Warum dann nicht Rock tragen? Nur Mut....

Offline Holger Haehle

  • Routinier
  • *****
  • Beiträge: 2.038
  • Geschlecht: Männlich
Antw:Müssen wir in Stereotypen denken?
« Antwort #20 am: Heute um 16:41 »
Richtig Zareen, das Gehirn arbeitet lieber ökonomisch, weil der Einsatz der Ratio den ATP-Umsatz, das ist der verwendete Energieträger, um etwa ein Viertel steigert.

Daneben ist es in einer Welt, die immer komplexer wird, unmöglich geworden alles zu wissen. Früher gab es mal Universalgenies. Heute weiss selbst ein Arzt nach langem Studium nur in seinem Fachgebiet Bescheid. So braucht ein Diabetologe den Augenarzt, wenn der Diabetiker eine Retinopathie entwickelt und einen Nephrologen bei diabetischen Nierenversagen.

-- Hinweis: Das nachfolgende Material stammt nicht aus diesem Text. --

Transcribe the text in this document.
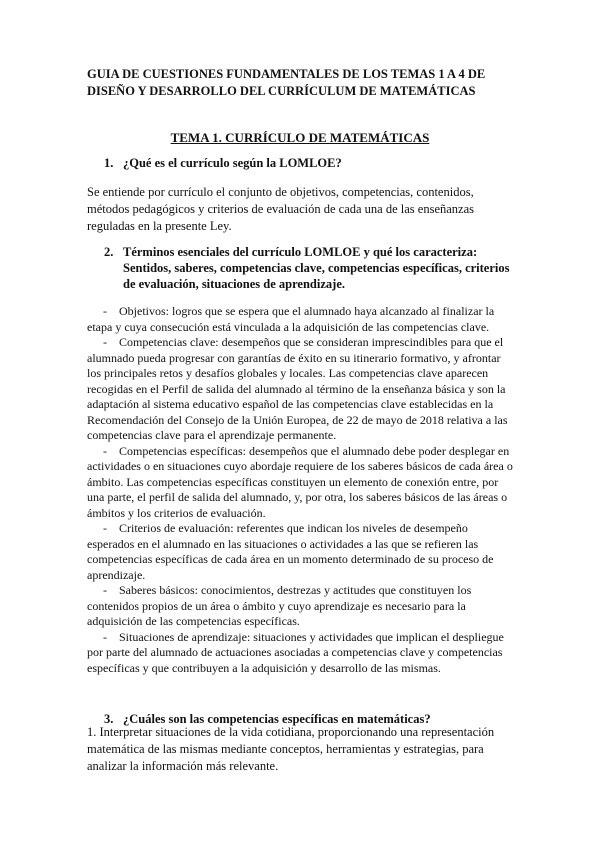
GUIA DE CUESTIONES FUNDAMENTALES DE LOS TEMAS 1 A 4 DE DISEÑO Y DESARROLLO DEL CURRÍCULUM DE MATEMÁTICAS
TEMA 1. CURRÍCULO DE MATEMÁTICAS
1. ¿Qué es el currículo según la LOMLOE?

Se entiende por currículo el conjunto de objetivos, competencias, contenidos, métodos pedagógicos y criterios de evaluación de cada una de las enseñanzas reguladas en la presente Ley.

2. Términos esenciales del currículo LOMLOE y qué los caracteriza: Sentidos, saberes, competencias clave, competencias específicas, criterios de evaluación, situaciones de aprendizaje.
- Objetivos: logros que se espera que el alumnado haya alcanzado al finalizar la etapa y cuya consecución está vinculada a la adquisición de las competencias clave.
- Competencias clave: desempeños que se consideran imprescindibles para que el alumnado pueda progresar con garantías de éxito en su itinerario formativo, y afrontar los principales retos y desafíos globales y locales. Las competencias clave aparecen recogidas en el Perfil de salida del alumnado al término de la enseñanza básica y son la adaptación al sistema educativo español de las competencias clave establecidas en la Recomendación del Consejo de la Unión Europea, de 22 de mayo de 2018 relativa a las competencias clave para el aprendizaje permanente.
- Competencias específicas: desempeños que el alumnado debe poder desplegar en actividades o en situaciones cuyo abordaje requiere de los saberes básicos de cada área o ámbito. Las competencias específicas constituyen un elemento de conexión entre, por una parte, el perfil de salida del alumnado, y, por otra, los saberes básicos de las áreas o ámbitos y los criterios de evaluación.
- Criterios de evaluación: referentes que indican los niveles de desempeño esperados en el alumnado en las situaciones o actividades a las que se refieren las competencias específicas de cada área en un momento determinado de su proceso de aprendizaje.
- Saberes básicos: conocimientos, destrezas y actitudes que constituyen los contenidos propios de un área o ámbito y cuyo aprendizaje es necesario para la adquisición de las competencias específicas.
- Situaciones de aprendizaje: situaciones y actividades que implican el despliegue por parte del alumnado de actuaciones asociadas a competencias clave y competencias específicas y que contribuyen a la adquisición y desarrollo de las mismas.
3. ¿Cuáles son las competencias específicas en matemáticas?

1. Interpretar situaciones de la vida cotidiana, proporcionando una representación matemática de las mismas mediante conceptos, herramientas y estrategias, para analizar la información más relevante.
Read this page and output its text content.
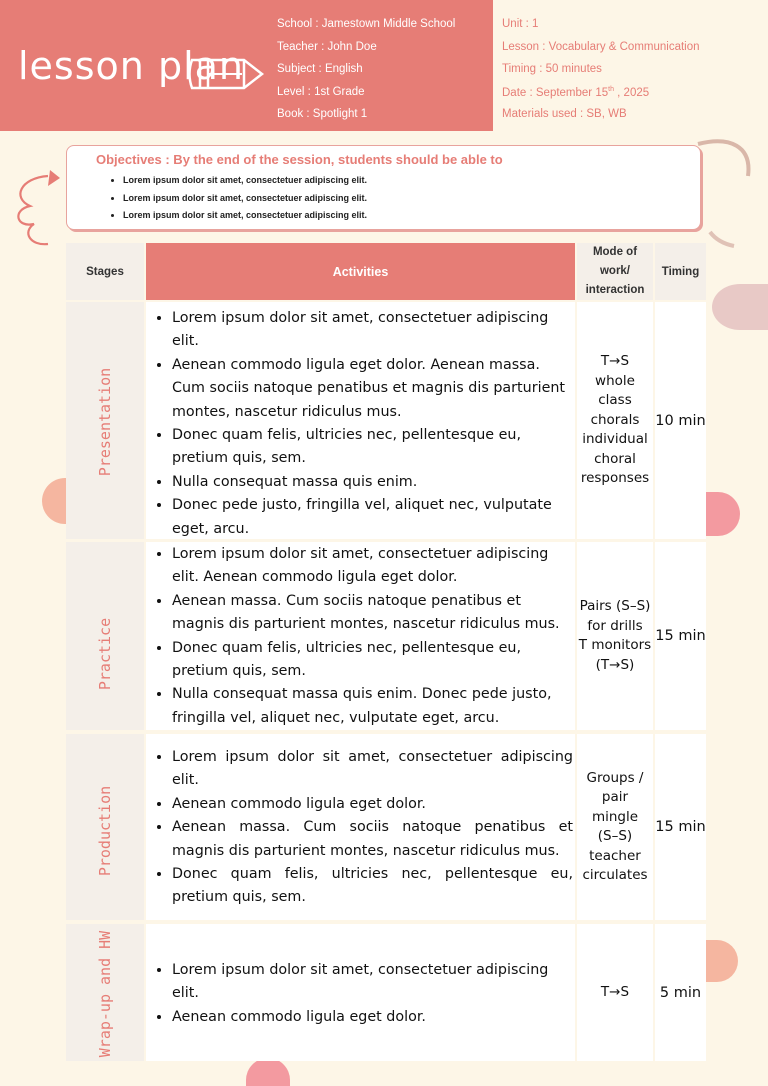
lesson plan
School : Jamestown Middle School
Teacher : John Doe
Subject : English
Level : 1st Grade
Book : Spotlight 1
Unit : 1
Lesson : Vocabulary & Communication
Timing : 50 minutes
Date : September 15th , 2025
Materials used : SB, WB
Objectives : By the end of the session, students should be able to
• Lorem ipsum dolor sit amet, consectetuer adipiscing elit.
• Lorem ipsum dolor sit amet, consectetuer adipiscing elit.
• Lorem ipsum dolor sit amet, consectetuer adipiscing elit.
Stages	Activities
Mode of
work/
interaction
Timing
Presentation
• Lorem ipsum dolor sit amet, consectetuer adipiscing elit.
• Aenean commodo ligula eget dolor. Aenean massa. Cum sociis natoque penatibus et magnis dis parturient montes, nascetur ridiculus mus.
• Donec quam felis, ultricies nec, pellentesque eu, pretium quis, sem.
• Nulla consequat massa quis enim.
• Donec pede justo, fringilla vel, aliquet nec, vulputate eget, arcu.
T→S
whole class
chorals
individual
choral
responses
10 min
Practice
• Lorem ipsum dolor sit amet, consectetuer adipiscing elit. Aenean commodo ligula eget dolor.
• Aenean massa. Cum sociis natoque penatibus et magnis dis parturient montes, nascetur ridiculus mus.
• Donec quam felis, ultricies nec, pellentesque eu, pretium quis, sem.
• Nulla consequat massa quis enim. Donec pede justo, fringilla vel, aliquet nec, vulputate eget, arcu.
Pairs (S–S)
for drills
T monitors
(T→S)
15 min
Production
• Lorem ipsum dolor sit amet, consectetuer adipiscing elit.
• Aenean commodo ligula eget dolor.
• Aenean massa. Cum sociis natoque penatibus et magnis dis parturient montes, nascetur ridiculus mus.
• Donec quam felis, ultricies nec, pellentesque eu, pretium quis, sem.
Groups /
pair mingle
(S–S)
teacher
circulates
15 min
Wrap-up and HW
•	Lorem ipsum dolor sit amet, consectetuer adipiscing elit.
• Aenean commodo ligula eget dolor.
T→S 5 min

Wir müssen darauf vertrauen, wenn wir ein Auto kaufen, dass das wohl funktioniert. Wir können deswegen ja nicht alle eine Ausbildung zum Mechaniker machen.

Damit unser Vertrauen aber nicht missbraucht wird, sind vertrauensbildende Maßnahmen hilfreich. Von bloßen Behauptungen sollten wir uns nicht über den Tisch ziehen lassen.
Nachprüfbare Belege sind hilfreich. Fakten ebenso, wenn sie nicht nach persönlicher Interpretation als Halbwahrheiten aufbereitet wurden.
Bei Medien, die ein Thema nur aus einem Blickwinkel betrachten, sollten wir uns fragen, warum andere Aspekte unterschlagen werden.

Skepsis ist gegenüber allem angebracht, was wir nicht durch unterschiedliche Quellen bestätigt finden.